Situated on Kenilworth Avenue, opposite Lincoln Park, is a large yellow craftsman-style house with a red tympanum and an inviting front porch. This building is home to Cleveland’s Ukrainian Museum-Archives. Founded in 1952, the museum-archives is dedicated to collecting and preserving items from Ukrainian history, culture, and immigration to the United States, including family heirlooms handed down through the generations—many of which might have otherwise been deliberately destroyed in Soviet Ukraine.

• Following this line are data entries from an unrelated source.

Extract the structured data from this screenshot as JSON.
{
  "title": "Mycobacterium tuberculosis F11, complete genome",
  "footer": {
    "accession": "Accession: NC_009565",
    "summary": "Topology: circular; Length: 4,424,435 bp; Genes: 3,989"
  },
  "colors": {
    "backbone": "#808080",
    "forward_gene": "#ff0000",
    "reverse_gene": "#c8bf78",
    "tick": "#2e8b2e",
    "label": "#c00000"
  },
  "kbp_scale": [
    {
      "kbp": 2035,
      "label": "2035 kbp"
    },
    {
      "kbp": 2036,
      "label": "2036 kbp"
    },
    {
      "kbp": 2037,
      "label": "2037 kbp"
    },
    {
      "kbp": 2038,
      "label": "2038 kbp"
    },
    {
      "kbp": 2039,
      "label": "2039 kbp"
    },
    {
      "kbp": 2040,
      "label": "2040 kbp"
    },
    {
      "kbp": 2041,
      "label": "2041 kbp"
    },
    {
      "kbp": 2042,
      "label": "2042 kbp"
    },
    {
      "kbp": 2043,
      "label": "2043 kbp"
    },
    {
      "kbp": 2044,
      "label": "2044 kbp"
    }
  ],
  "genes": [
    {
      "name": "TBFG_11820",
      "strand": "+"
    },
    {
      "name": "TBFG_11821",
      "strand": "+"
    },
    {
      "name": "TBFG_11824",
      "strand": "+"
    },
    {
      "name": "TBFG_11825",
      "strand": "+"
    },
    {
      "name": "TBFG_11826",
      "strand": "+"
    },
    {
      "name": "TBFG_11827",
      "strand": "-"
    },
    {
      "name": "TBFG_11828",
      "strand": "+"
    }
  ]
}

Ukrainian immigrants were attracted to Cleveland’s Tremont neighborhood from the late 1800s and to the mid-1900s because of its ready access to the city’s industry. “Workers in this neighborhood would walk to Industrial Valley,” Andrew Fedynsky, UMA Director and Resident Scholar said when he gave us a tour of the museum-archives. Today, the Industrial Valley is more commonly known as the Steelyard Commons, but at that time was home to many factories, mills, lumberyards, and other industries that attracted many different immigrant groups to the area. “It was a very vibrant, diverse neighborhood.”

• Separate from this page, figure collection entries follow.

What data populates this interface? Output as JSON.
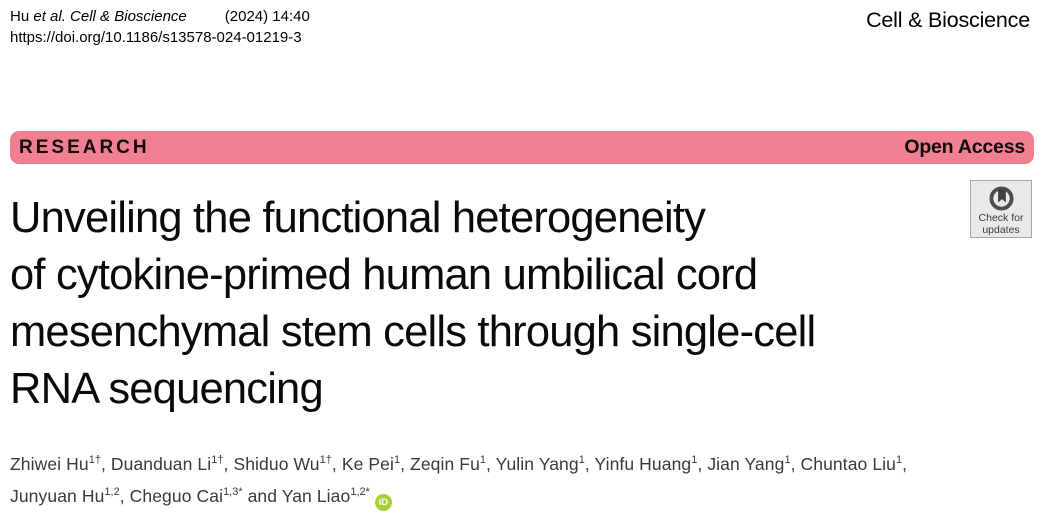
{
  "header": {
    "citation_name": "Hu",
    "citation_source": "et al. Cell & Bioscience",
    "citation_issue": "(2024) 14:40",
    "doi": "https://doi.org/10.1186/s13578-024-01219-3",
    "journal_name": "Cell & Bioscience"
  },
  "banner": {
    "type_label": "RESEARCH",
    "access_label": "Open Access",
    "color": "#F0808F"
  },
  "update_badge": {
    "line1": "Check for",
    "line2": "updates"
  },
  "article": {
    "title_lines": [
      "Unveiling the functional heterogeneity",
      "of cytokine-primed human umbilical cord",
      "mesenchymal stem cells through single-cell",
      "RNA sequencing"
    ],
    "authors": [
      {
        "name": "Zhiwei Hu",
        "sup": "1†"
      },
      {
        "name": "Duanduan Li",
        "sup": "1†"
      },
      {
        "name": "Shiduo Wu",
        "sup": "1†"
      },
      {
        "name": "Ke Pei",
        "sup": "1"
      },
      {
        "name": "Zeqin Fu",
        "sup": "1"
      },
      {
        "name": "Yulin Yang",
        "sup": "1"
      },
      {
        "name": "Yinfu Huang",
        "sup": "1"
      },
      {
        "name": "Jian Yang",
        "sup": "1"
      },
      {
        "name": "Chuntao Liu",
        "sup": "1"
      },
      {
        "name": "Junyuan Hu",
        "sup": "1,2"
      },
      {
        "name": "Cheguo Cai",
        "sup": "1,3*"
      },
      {
        "name": "Yan Liao",
        "sup": "1,2*"
      }
    ],
    "authors_separator": ", ",
    "authors_last_joiner": " and ",
    "authors_break_after": 8,
    "orcid": {
      "label": "iD",
      "color": "#A6CE39"
    }
  }
}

Like many American cities, Tremont saw a period of decline in the 1970s and 1980s with the rise of suburban neighborhoods and the construction of the freeway. For several years, UMA and its rich collection was neglected and almost abandoned. However, the neighborhood began to see renewal and growth again in the 1990s. It was then that the museum-archives made the deliberate decision to stay in the neighborhood and contribute to its revitalization. Andy, who led this campaign, said, “We knew if it was a museum, then it had to look like a museum.”

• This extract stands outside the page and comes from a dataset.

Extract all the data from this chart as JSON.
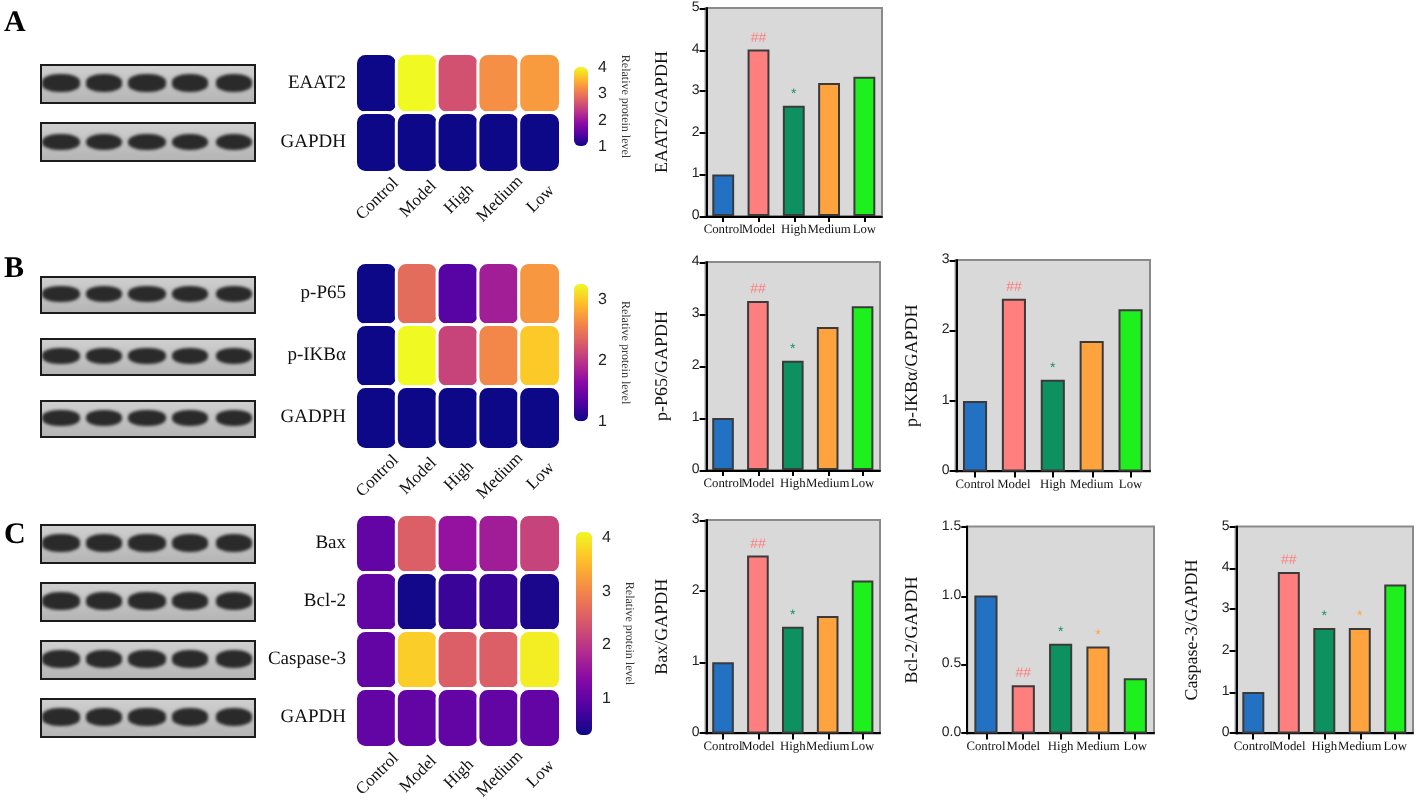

Since that time, UMA has remodeled their exhibits. Each room of the house now serves as a window into a slice of time—laying out the events that took place in the Ukraine and the resulting migration to the United States with countless artifacts brought over by Ukrainian immigrant families or collected here by immigrants. Each item is a testament to the individual experience as well as the broader cultural moment. Through these artifacts, photographs, and papers, the exhibits are able to trace the stories of individuals who came to the Tremont neighborhood and the personal histories that chapped this community. The archive is full of rare and unique items, from handmade Easter eggs and tapestries to paintings and gramophone records to genealogical books and works of fiction.
“The archive reflects the journey to this country and the ways in which Ukrainians built community here,” Aniza Kraus, the head curator, said. “In this way, it’s really an American museum.”
In addition to their exhibits in the main house, UMA has expanded to include an archival building in the rear and a soon-to-be renovated conservation lab. The museum-archives also maintains partnerships with The Ohio State University and Baldwin Wallace College as well as many local and national organizations. They hold several annual events, including an Easter Bizarre, the Kupala summer solstice fest, workshops, and demonstrations. While many of these events were put on hold in 2020 and 2021 as a response to the COVID-19 pandemic, UMA is now open to visitors. In honor of their reopening, they will hold a celebration on Friday, August 13 from 5:00 pm to 9:00 pm. The celebration will include tours of the museum-archives as well as a reception, where guests can meet with researchers, archivists, and staff and learn about present and future projects.